FCA's Rathi rules out access to FSCS for advised crypto investments
The FCA wants to draw clear lines around crypto assets (Credit: Pixabay)

The Financial Conduct Authority has signalled a tough stance on crypto assets, ruling out access to regulatory bodies even after receiving advice.

In a speech delivered at City Week 2022 and published by the regulator today (April 26) chief executive Nikhil Rathi said the regulator was looking to finalise its approach to crypto regulation ahead of getting new powers over the promotion of risky assets such as crypto.

He said he wanted to "draw clear lines" around access to bodies such as the Financial Services Compensation Scheme which pays out on behalf of failed regulated firms.

He said: "The debate between legitimate investment and trading and unregulated entertainment and gambling has become blurred.  

"Research shows that those investing in these products frequently do not understand the risks they run....

"We need to draw clear lines. We need clarity around ruling out future Financial Services Compensation Scheme coverage for investment losses from crypto, even when advised. 

"As we have consistently warned, if you invest in crypto, you need to be prepared to lose all your money. "

Another area the FCA wants to crack down on is offshore service provision to UK customers.

"While have been encouraged to see partner agencies follow our lead when we have rejected firms’ registrations, it is not enough to rely on our global influence.
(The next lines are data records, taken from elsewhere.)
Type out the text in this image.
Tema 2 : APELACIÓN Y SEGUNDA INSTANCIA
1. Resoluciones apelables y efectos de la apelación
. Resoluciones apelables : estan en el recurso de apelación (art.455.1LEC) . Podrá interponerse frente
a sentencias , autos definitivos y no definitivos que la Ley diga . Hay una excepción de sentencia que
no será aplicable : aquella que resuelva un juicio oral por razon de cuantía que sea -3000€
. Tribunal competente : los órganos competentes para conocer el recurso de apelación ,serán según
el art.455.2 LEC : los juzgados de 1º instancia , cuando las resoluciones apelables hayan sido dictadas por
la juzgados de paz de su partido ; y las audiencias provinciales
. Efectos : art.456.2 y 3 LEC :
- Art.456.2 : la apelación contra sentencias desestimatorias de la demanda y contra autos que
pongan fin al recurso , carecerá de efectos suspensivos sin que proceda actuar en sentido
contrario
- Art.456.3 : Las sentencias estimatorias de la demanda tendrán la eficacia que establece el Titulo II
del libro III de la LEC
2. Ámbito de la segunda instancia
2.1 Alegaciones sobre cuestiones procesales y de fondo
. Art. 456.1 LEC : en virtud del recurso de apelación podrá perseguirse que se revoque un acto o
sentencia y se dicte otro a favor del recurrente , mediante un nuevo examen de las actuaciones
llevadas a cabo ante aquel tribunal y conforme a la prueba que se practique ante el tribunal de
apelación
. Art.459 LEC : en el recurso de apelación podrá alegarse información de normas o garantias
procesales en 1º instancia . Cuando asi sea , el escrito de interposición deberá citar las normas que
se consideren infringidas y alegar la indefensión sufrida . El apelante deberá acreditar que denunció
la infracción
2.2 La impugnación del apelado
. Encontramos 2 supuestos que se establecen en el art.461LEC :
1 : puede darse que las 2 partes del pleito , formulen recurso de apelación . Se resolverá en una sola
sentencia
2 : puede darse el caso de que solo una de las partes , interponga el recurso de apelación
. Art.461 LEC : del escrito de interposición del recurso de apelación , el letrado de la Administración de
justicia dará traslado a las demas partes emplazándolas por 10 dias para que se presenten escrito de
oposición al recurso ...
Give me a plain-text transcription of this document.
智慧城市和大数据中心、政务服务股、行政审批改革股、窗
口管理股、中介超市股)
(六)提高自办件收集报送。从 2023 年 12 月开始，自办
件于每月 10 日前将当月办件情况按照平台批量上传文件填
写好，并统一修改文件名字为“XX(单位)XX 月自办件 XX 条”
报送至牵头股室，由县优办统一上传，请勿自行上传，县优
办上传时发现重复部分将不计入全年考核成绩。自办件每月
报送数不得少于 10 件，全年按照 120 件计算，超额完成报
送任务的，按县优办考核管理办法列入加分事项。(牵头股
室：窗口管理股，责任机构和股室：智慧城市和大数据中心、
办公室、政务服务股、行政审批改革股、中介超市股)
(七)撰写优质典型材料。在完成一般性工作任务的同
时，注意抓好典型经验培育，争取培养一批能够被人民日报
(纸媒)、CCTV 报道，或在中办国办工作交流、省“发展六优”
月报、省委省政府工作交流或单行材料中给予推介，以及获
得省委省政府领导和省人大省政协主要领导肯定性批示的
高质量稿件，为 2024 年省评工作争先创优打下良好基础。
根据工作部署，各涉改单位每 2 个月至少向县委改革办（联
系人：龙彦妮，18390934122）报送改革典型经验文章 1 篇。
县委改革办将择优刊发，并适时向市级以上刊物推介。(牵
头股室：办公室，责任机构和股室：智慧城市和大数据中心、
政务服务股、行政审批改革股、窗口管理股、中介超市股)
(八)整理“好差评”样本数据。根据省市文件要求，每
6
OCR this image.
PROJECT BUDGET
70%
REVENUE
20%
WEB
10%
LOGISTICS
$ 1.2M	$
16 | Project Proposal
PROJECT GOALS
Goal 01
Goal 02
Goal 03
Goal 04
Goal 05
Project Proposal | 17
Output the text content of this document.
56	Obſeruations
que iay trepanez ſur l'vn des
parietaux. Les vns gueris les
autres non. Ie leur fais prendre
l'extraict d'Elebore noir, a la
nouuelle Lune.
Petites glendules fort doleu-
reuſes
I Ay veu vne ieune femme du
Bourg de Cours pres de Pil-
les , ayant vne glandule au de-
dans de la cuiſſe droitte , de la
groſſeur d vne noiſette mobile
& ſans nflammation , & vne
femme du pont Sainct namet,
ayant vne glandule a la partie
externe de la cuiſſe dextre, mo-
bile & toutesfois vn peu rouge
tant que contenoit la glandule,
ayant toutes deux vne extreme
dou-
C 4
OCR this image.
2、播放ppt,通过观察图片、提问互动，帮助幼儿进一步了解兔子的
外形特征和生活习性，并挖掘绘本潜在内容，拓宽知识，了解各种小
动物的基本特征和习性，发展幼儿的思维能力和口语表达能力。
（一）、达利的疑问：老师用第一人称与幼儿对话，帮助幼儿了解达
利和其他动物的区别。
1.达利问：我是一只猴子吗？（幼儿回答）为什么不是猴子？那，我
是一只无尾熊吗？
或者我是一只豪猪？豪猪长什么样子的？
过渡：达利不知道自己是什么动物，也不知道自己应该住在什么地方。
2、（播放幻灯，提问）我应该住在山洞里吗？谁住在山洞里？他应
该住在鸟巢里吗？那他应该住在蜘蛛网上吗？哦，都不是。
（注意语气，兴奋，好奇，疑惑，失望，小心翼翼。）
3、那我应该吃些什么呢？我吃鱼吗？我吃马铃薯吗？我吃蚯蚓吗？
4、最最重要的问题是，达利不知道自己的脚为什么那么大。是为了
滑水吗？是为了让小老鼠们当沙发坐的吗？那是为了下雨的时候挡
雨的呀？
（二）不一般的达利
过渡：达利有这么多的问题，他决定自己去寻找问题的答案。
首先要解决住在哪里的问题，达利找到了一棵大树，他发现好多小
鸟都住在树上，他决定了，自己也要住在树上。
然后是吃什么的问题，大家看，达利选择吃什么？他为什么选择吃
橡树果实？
This needs wider consideration by policymakers," he said.

It came as he said the FCA had been "overwhelmed" by the interest shown in its CryptoSrint event, which is due to take place on May 10/11.

CryptoSprint will explore industry views on future regulatory policy decisions around digital assets.

The FCA had invited applications from innovators, academics, regulators, technologists and other experts, as well as non-technical leaders from the financial services industry.

"In May, we will host our first ever CryptoSprint, having been overwhelmed by applications – more than 500 so far," Rathi said.

The government earlier this month confirmed it will look to adapt legislation to include the use of stablecoins as a legitimate form of payment and consult on wider regulation of the cryptoasset sector, with chancellor of the exchequer Rishi Sunak saying it was his ambition to make the UK a ‘global hub’ for cryptoasset technology.

Stablecoins are a form of cryptoasset that are normally pegged to a currency, and are intended to maintain a stable value.

Rathi said: "As the City Minister said in April, alongside encouraging innovation and having an open mind to new technologies, we need checks and measures that to protect our system and consumers from serious financial crime.  

"In crypto, our remit is currently limited to ensuring anti-money laundering rules apply to crypto firms.

"So we welcome the government’s recent announcement of a flexible approach to regulation so we can proportionately deal with any risks that emerge and to receiving new powers over the promotion and marketing of high-risk assets, like crypto.